When within days of being removed from the top police post, Singh accused the state home minister, Anil Deshmukh, of demanding a monthly ₹100 crore as vasooli from officers, he only further exposed the rot within: The men in khaki were not just accomplices of the netas, but partners in crime.
Today, Singh, who is wanted by both the Mumbai police and the National Investigation Agency, has reportedly disappeared, a scandalous escape if true. How could the entire might of the police force, both in the state and at the Centre, allow an officer to just “disappear”? Unless, if the word on the streets of Mumbai is true, this is a well-connected police officer who just knows too much. This might explain why the Maharashtra government has been so tight-lipped about an unprecedented turn of events that has brought further embarrassment to an embattled ruling coalition in Mumbai.
The truth is, in a politically surcharged atmosphere with several ministers and legislators being investigated for various acts of alleged corruption, only those who have joined the Bharatiya Janata Party (BJP) can “sleep soundly”, admitted a former Congress Member of Legislative Assembly (MLA) recently — Mumbai’s worst kept secrets have come tumbling out.
In 1993, the Vohra Commission report submitted by a former home secretary pointed to the well-entrenched nexus of criminals, politicians, and government officials. Viewed in the backdrop of the 1993 Mumbai blasts, and the role of the underworld and the Dawood Ibrahim gang, in particular, the report was a grave indictment of a corrupt syndicate of the powerful. Sadly, the Vohra report has gathered dust, with the entire findings yet to be made public, despite assurances given by different governments. Why will anyone act when the truth could be inconvenient to all?

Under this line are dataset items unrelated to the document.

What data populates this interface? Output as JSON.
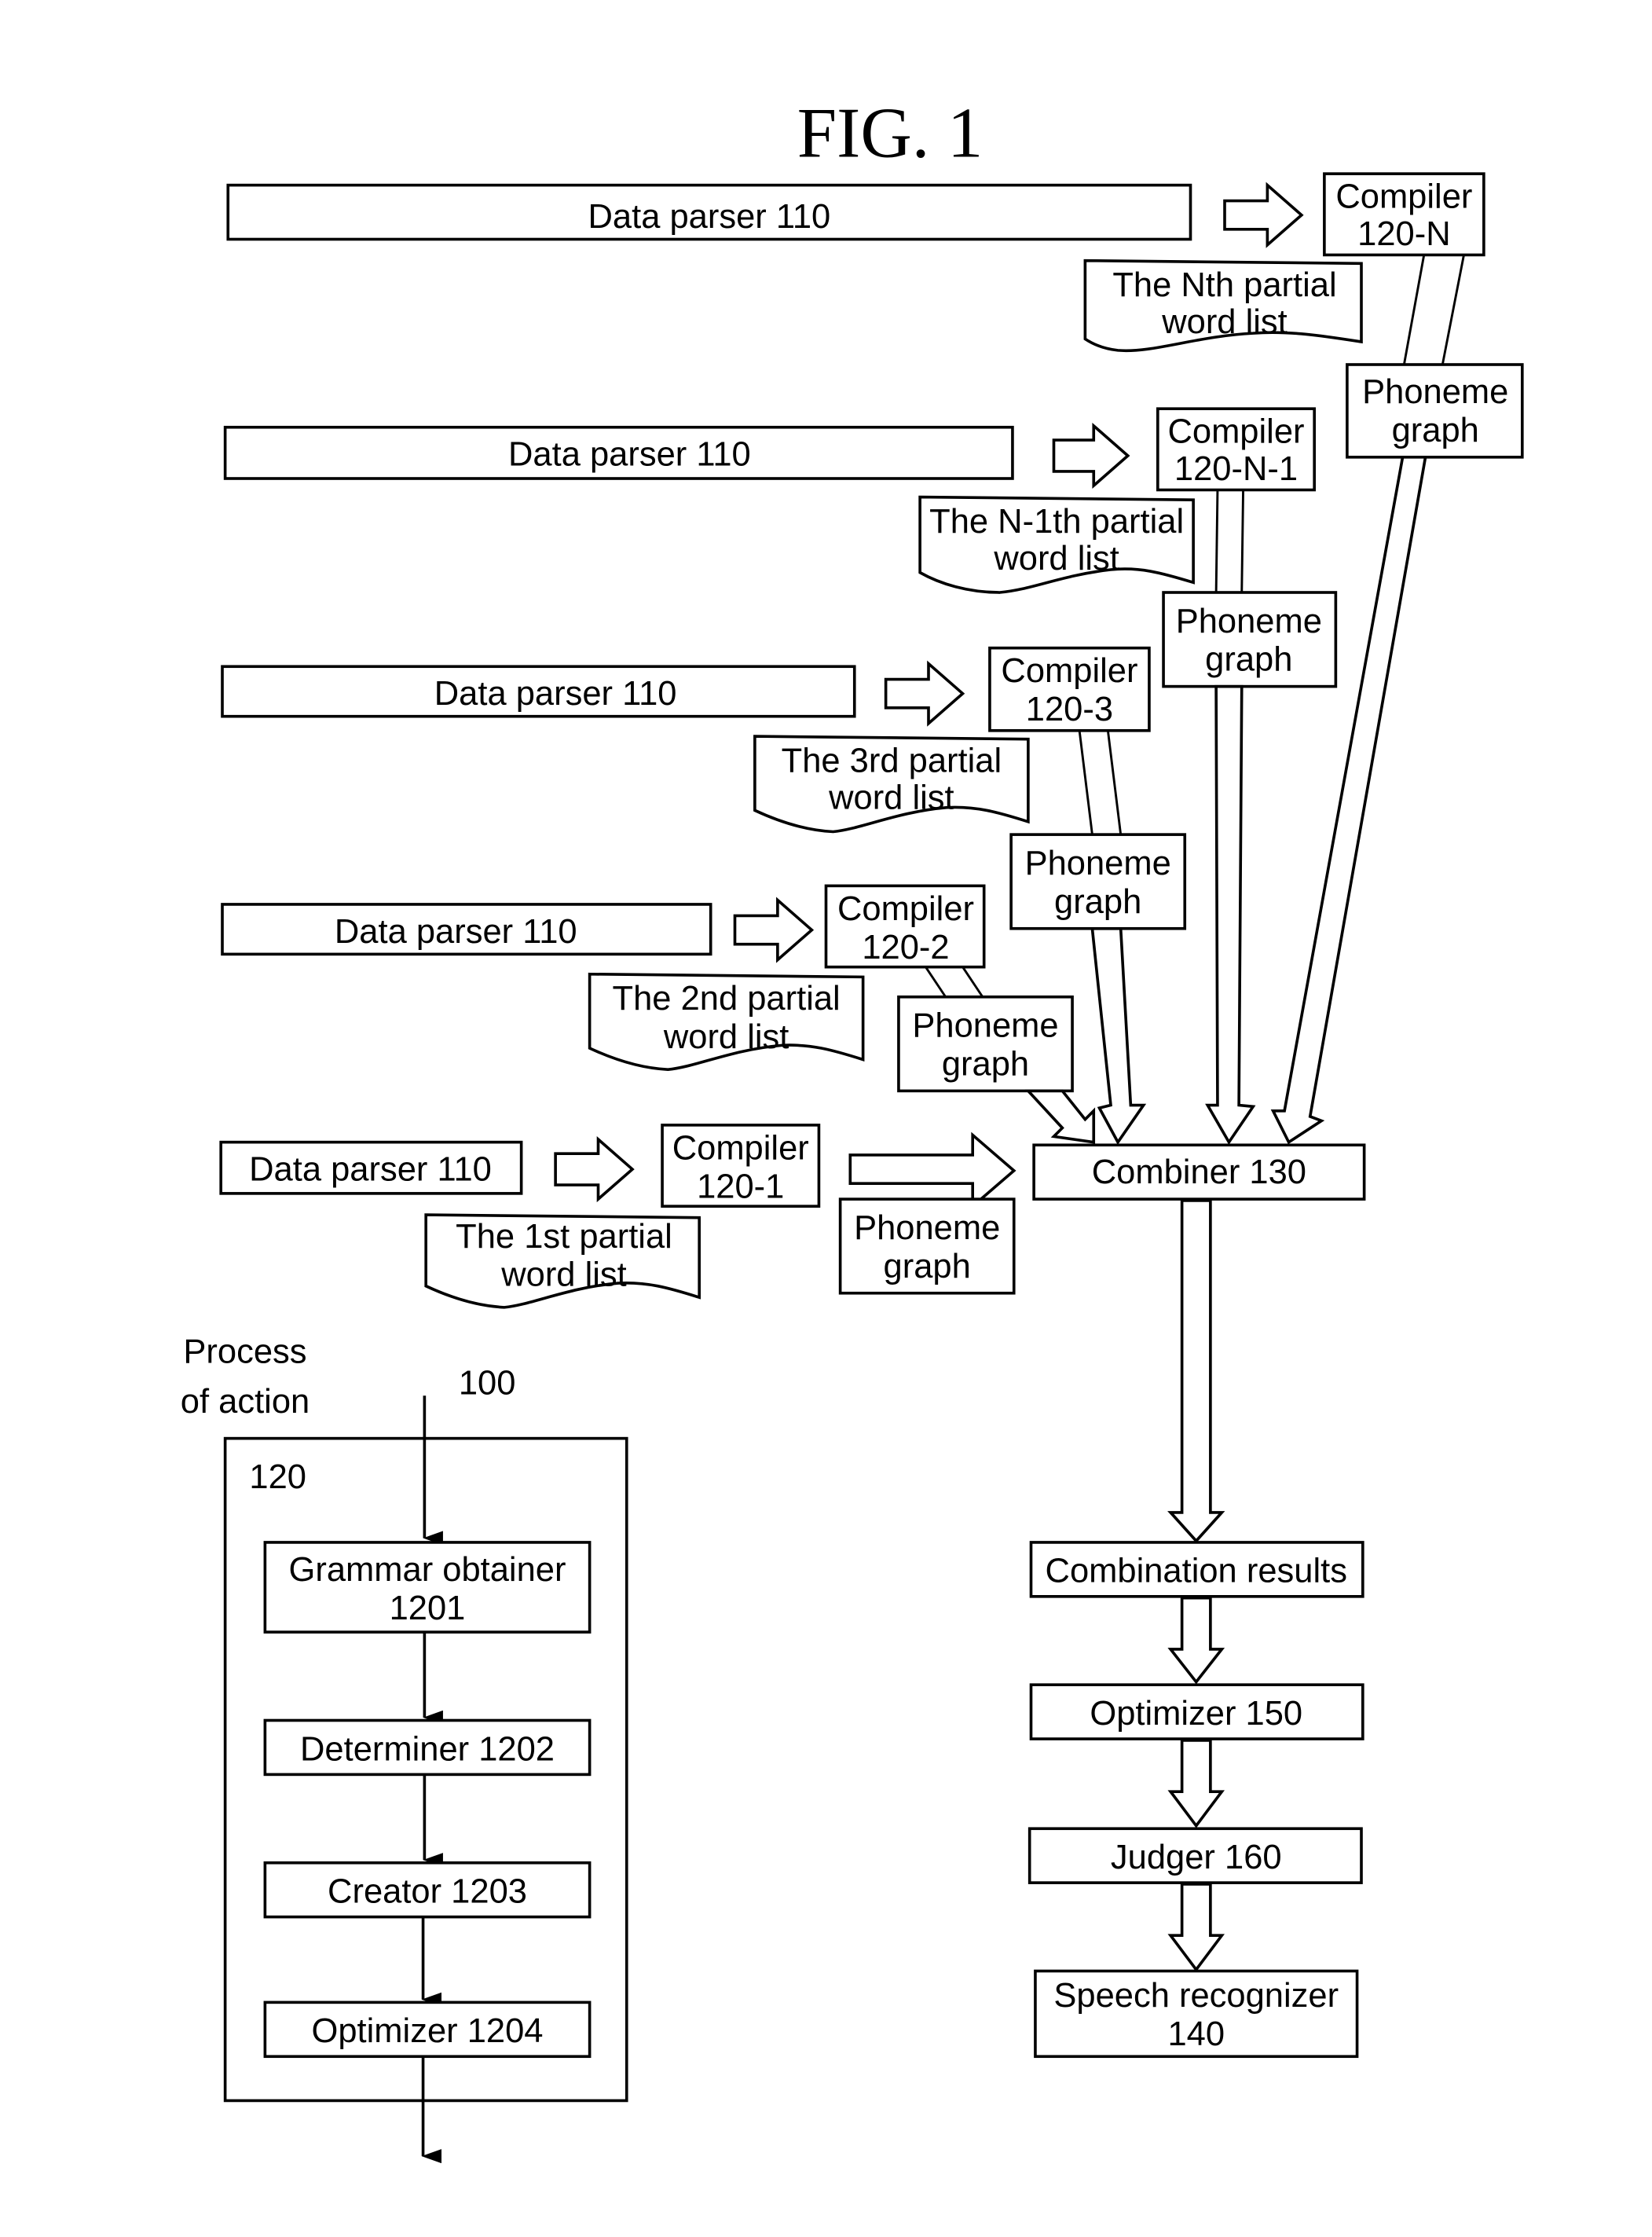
{
  "figure": {
    "title": "FIG. 1"
  },
  "rows": [
    {
      "parser": "Data parser 110",
      "compiler": [
        "Compiler",
        "120-N"
      ],
      "word_list": [
        "The Nth partial",
        "word list"
      ],
      "phoneme": [
        "Phoneme",
        "graph"
      ]
    },
    {
      "parser": "Data parser 110",
      "compiler": [
        "Compiler",
        "120-N-1"
      ],
      "word_list": [
        "The N-1th partial",
        "word list"
      ],
      "phoneme": [
        "Phoneme",
        "graph"
      ]
    },
    {
      "parser": "Data parser 110",
      "compiler": [
        "Compiler",
        "120-3"
      ],
      "word_list": [
        "The 3rd partial",
        "word list"
      ],
      "phoneme": [
        "Phoneme",
        "graph"
      ]
    },
    {
      "parser": "Data parser 110",
      "compiler": [
        "Compiler",
        "120-2"
      ],
      "word_list": [
        "The 2nd partial",
        "word list"
      ],
      "phoneme": [
        "Phoneme",
        "graph"
      ]
    },
    {
      "parser": "Data parser 110",
      "compiler": [
        "Compiler",
        "120-1"
      ],
      "word_list": [
        "The 1st partial",
        "word list"
      ],
      "phoneme": [
        "Phoneme",
        "graph"
      ]
    }
  ],
  "pipeline": {
    "combiner": "Combiner 130",
    "combination_results": "Combination results",
    "optimizer": "Optimizer 150",
    "judger": "Judger 160",
    "speech_recognizer": [
      "Speech recognizer",
      "140"
    ]
  },
  "process": {
    "caption": [
      "Process",
      "of action"
    ],
    "ref_100": "100",
    "ref_120": "120",
    "steps": [
      [
        "Grammar obtainer",
        "1201"
      ],
      [
        "Determiner 1202"
      ],
      [
        "Creator 1203"
      ],
      [
        "Optimizer 1204"
      ]
    ]
  }
}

Postscript: In Mumbai’s film buzz, there is speculation that Wankhede wants a biopic made about his life story. If an IRS officer believes that he is now a larger-than-life character worth depicting on celluloid, why blame him? Twenty years ago, Mumbai’s encounter cops too acquired instant cinematic fame, and then, notoriety. Some of them have since been in and out of jail. In Mumbai’s crazed whirl, kuch bhi ho sakta hai (anything is possible)!